Via ZDNet News, Marc Andreessen of former Netscape endorse PHP over Java for website development, because it is open source, having easier environment, widely used and have big companies behind it.
Interesting description about Java:
Java is much more programmer-friendly than C or C++, or was for a few years there until they made just as complicated. It's become arguably even harder to learn than C++...
How true! Java, the language itself, is simple and easy to understand -- at least the first few incarnation of it. However, over the years when the standard JDK gets bigger and bigger to download, the built-in libraries gets incredibly huge, and just the sheer complexity to set up a J2EE server. It has turned itself into a beast now, and no one now can claim that he knows the "Java API". Which one? You ask.
Or maybe it is just me who cannot get my head wrapped around Java. Used to make my living in Java 5 years ago, but am too scared to touch it now.
PHP is certainly easier to use, and much faster to develop a site with. The language itself left a lot to be desired, and even with PHP 5.1, it still feels like some ex-Perl scripts hacked together templating HTML files. I guess the evil of "backward compatibility" has somehow hindered how the language can evolve. But that's not the point -- it is simple. It gets the job done.
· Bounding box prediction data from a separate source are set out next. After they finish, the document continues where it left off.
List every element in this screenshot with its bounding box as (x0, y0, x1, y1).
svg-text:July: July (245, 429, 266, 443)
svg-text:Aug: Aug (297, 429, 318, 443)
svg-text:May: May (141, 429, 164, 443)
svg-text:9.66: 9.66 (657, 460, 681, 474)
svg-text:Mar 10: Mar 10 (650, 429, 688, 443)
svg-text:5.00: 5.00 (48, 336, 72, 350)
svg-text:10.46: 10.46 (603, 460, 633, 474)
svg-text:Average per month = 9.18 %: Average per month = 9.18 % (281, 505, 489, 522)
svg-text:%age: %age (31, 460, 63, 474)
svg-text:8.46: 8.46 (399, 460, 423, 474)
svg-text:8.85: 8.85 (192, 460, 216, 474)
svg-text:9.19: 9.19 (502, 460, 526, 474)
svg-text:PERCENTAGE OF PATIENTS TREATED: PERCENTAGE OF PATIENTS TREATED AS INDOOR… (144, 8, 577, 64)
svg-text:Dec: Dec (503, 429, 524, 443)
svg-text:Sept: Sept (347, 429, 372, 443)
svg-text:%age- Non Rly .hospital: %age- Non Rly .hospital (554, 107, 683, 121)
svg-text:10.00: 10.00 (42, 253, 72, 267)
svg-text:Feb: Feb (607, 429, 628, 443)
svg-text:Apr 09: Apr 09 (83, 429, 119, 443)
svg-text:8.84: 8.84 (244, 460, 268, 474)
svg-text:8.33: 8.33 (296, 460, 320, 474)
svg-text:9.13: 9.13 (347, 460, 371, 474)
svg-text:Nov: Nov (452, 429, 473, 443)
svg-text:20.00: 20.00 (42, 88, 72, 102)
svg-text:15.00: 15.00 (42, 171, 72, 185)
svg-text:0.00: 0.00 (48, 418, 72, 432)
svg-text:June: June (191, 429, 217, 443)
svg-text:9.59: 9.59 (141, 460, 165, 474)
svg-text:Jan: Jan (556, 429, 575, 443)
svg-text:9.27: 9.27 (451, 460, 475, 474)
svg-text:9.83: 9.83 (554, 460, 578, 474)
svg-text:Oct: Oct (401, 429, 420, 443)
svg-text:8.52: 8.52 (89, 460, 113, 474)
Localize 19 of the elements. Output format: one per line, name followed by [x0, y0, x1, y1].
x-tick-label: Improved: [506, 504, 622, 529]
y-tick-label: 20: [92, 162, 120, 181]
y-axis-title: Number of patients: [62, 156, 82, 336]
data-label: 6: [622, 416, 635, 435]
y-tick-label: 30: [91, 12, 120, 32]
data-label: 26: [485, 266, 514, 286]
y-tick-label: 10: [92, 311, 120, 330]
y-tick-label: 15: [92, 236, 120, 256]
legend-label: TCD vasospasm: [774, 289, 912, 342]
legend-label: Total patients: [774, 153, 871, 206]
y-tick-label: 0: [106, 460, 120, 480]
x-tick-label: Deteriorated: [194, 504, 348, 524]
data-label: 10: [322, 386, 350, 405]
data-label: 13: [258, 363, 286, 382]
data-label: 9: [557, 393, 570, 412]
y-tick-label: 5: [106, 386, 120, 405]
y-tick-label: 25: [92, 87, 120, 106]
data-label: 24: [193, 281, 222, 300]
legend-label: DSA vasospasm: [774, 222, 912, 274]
People might think that scripting language without n-tier application server architecture is not scalable (can we say IBM? thou some might beg to differ). Even Andreessen himself would have his Java application server clusters behind the PHP web server layer.
But that's not the point. Why would "scalability" be important anyway? At least not in this
Bubble 2.0 Web 2.0 world. You just need to have some nifty idea, quickly build the app, make sure it is buzzword compliant, be the first on the market and hope the VC will knock on your door.
Still implementing your J2EE solution? You might finish when Burst 2.0 arrives. Give PHP, Python or the Rails a try instead.